LETTER TO EDITOR
|Year : 2004 | Volume
| Issue : 2 | Page : 270-
Differentiating paralytic rabies from post antirabies vaccine polyradiculoneuropathy
Neurology Unit, Department of Neurological Sciences, Christian Medical College Hospital, Vellore, Tamilnadu - 632004, India
Neurology Unit, Department of Neurological Sciences, Christian Medical College Hospital, Vellore, Tamilnadu - 632004
|How to cite this article:|
Kumar S. Differentiating paralytic rabies from post antirabies vaccine polyradiculoneuropathy.Neurol India 2004;52:270-270
|How to cite this URL:|
Kumar S. Differentiating paralytic rabies from post antirabies vaccine polyradiculoneuropathy. Neurol India [serial online] 2004 [cited 2021 Sep 24 ];52:270-270
Available from: https://www.neurologyindia.com/text.asp?2004/52/2/270/11066
The recent report of flaccid paralysis following anti-rabies vaccine (ARV) was interesting, where Behari et al describe the diagnostic dilemma in a patient presenting with flaccid paralysis following administration of ARV. They mention that measurement of rabies antibody titer in the serum and cerebrospinal fluid could help in differentiating paralytic rabies from post-ARV polyradiculoneuropathy (Guillain-Barre syndrome, GBS). However, I would like to make certain observations.
Firstly, there are several features that could be useful in differentiating paralytic rabies from polyradiculoneuropathy, which could be summarized as follows:
1. History of dog bite: In a person who has not been bitten by a dog (as in the case reported by Behari et al), there is virtually no possibility of rabies and the diagnosis of GBS is straightforward.

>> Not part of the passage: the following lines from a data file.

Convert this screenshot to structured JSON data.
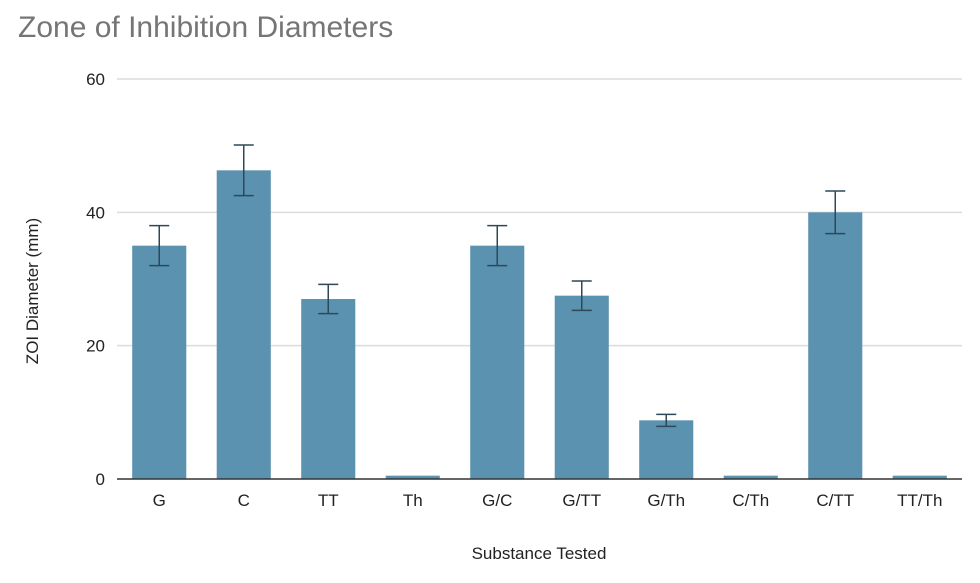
{
  "chart_data": {
    "type": "bar",
    "title": "Zone of Inhibition Diameters",
    "xlabel": "Substance Tested",
    "ylabel": "ZOI Diameter (mm)",
    "categories": [
      "G",
      "C",
      "TT",
      "Th",
      "G/C",
      "G/TT",
      "G/Th",
      "C/Th",
      "C/TT",
      "TT/Th"
    ],
    "values": [
      35,
      46.3,
      27,
      0.5,
      35,
      27.5,
      8.8,
      0.5,
      40,
      0.5
    ],
    "error": [
      3,
      3.8,
      2.2,
      0,
      3,
      2.2,
      0.9,
      0,
      3.2,
      0
    ],
    "ylim": [
      0,
      60
    ],
    "yticks": [
      0,
      20,
      40,
      60
    ],
    "grid": true,
    "legend": "none",
    "colors": {
      "bar": "#5a92b0",
      "error_bar": "#2f4858",
      "grid": "#dcdcdc",
      "axis": "#333333",
      "title": "#757575"
    }
  }
}
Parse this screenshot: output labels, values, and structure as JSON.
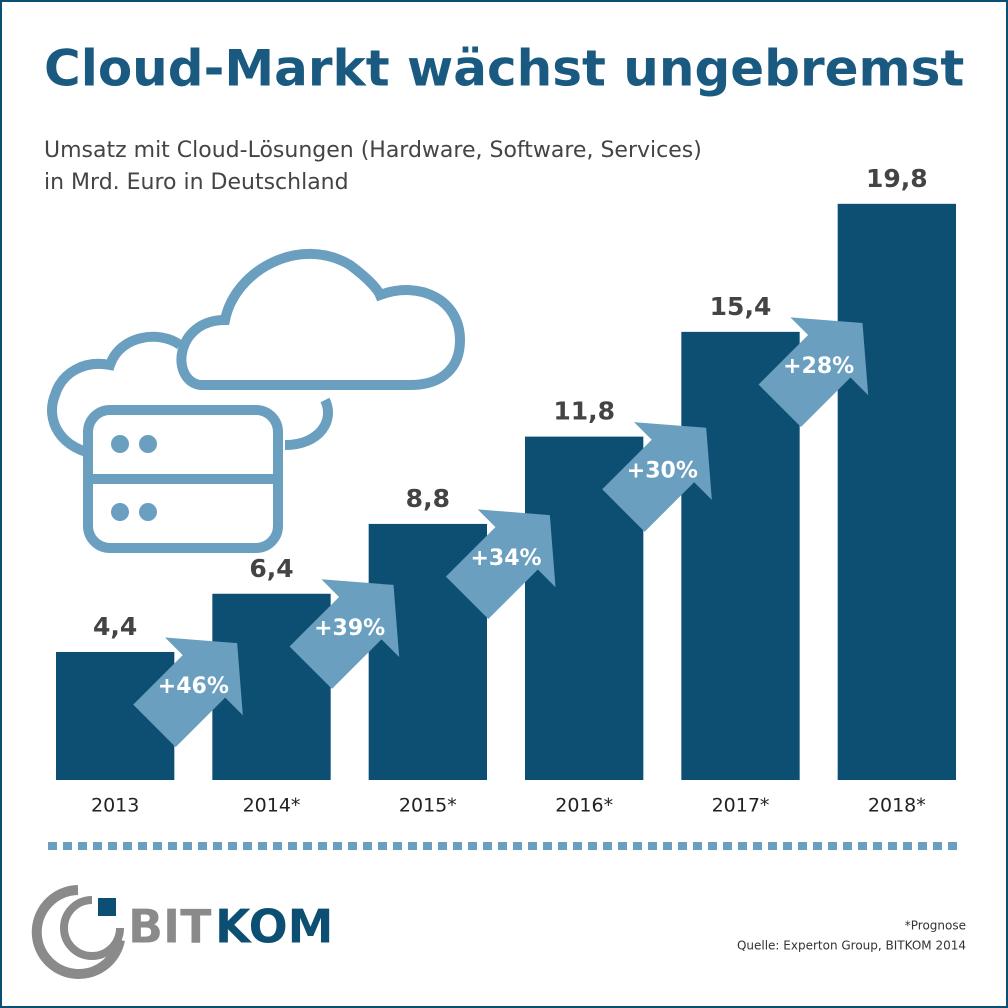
{
  "chart_data": {
    "type": "bar",
    "title": "Cloud-Markt wächst ungebremst",
    "subtitle": [
      "Umsatz mit Cloud-Lösungen (Hardware, Software, Services)",
      "in Mrd. Euro in Deutschland"
    ],
    "categories": [
      "2013",
      "2014*",
      "2015*",
      "2016*",
      "2017*",
      "2018*"
    ],
    "values": [
      4.4,
      6.4,
      8.8,
      11.8,
      15.4,
      19.8
    ],
    "value_labels": [
      "4,4",
      "6,4",
      "8,8",
      "11,8",
      "15,4",
      "19,8"
    ],
    "color": "#0d4f72",
    "ylim": [
      0,
      20
    ],
    "growth_labels": [
      "+46%",
      "+39%",
      "+34%",
      "+30%",
      "+28%"
    ],
    "growth_color": "#6a9fbf"
  },
  "logo": [
    "BIT",
    "KOM"
  ],
  "footnote": "*Prognose",
  "source": "Quelle: Experton Group, BITKOM 2014"
}
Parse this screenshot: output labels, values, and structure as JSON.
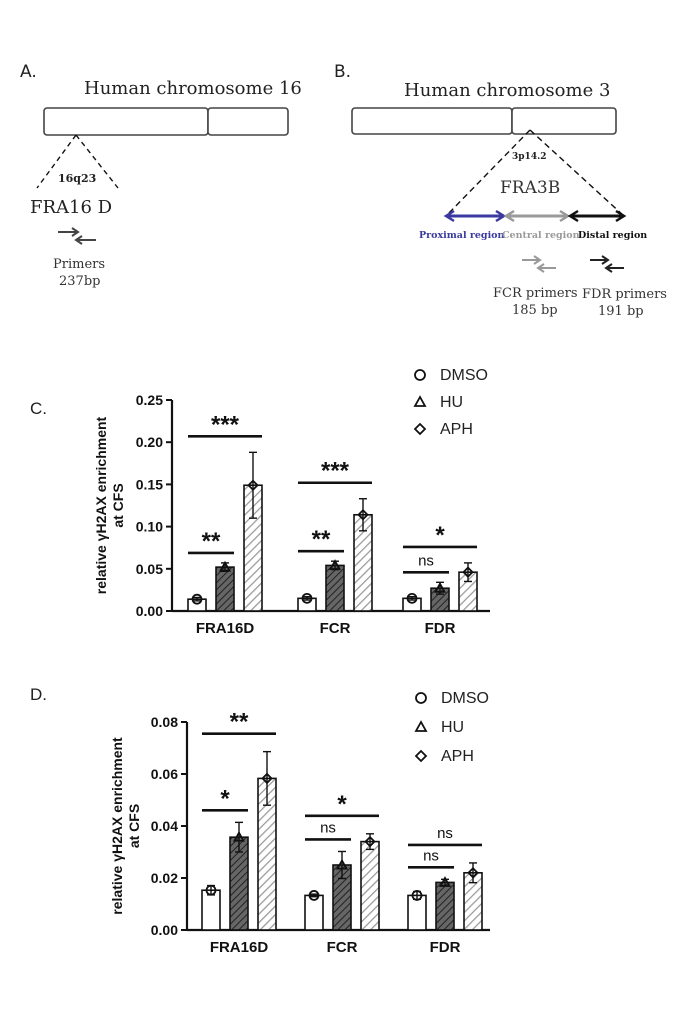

2. Incubation period: The mean incubation period in paralytic rabies is 49 days, as compared to 14 days in case of post-ARV neurological syndromes.
3. Clinical involvement: Sphincter disturbances and sensory symptoms (in addition to ascending flaccid paralysis) are common in paralytic rabies, which is not the case with post-ARV polyradiculoneuropathy. This could be explained on the basis of direct involvement of brainstem and spinal cord by rabies virus, proven by autopsy studies.
4. Disease progression: Paralytic rabies progresses rapidly with early respiratory paralysis and death ensues within 7-11 days of symptom onset in all cases. On the other hand, post-ARV polyradiculoneuropathy has a better outcome with conservative management or immunotherapy and the mortality is less than 10%.
5. Magnetic resonance imaging (MRI): MRI of the brain in paralytic rabies shows exclusive involvement of the gray matter including the basal ganglia, thalami, pontine and midbrain nuclei. This is in contrast to the predominant white matter involvement in post-vaccinial acute disseminated encephalomyelitis. Moreover, in polyradiculoneuropathy; MRI is usually normal (as in the case reported by Behari et al).
Secondly, Behari et al treated their patient with steroids. However, significantly better therapeutic results have earlier been shown with cyclophosphamide as compared to steroids. Moreover, patients treated with steroids have a higher incidence of relapse of GBS. Plasmapheresis or intravenous immunoglobulins are better options for treatment of these patients.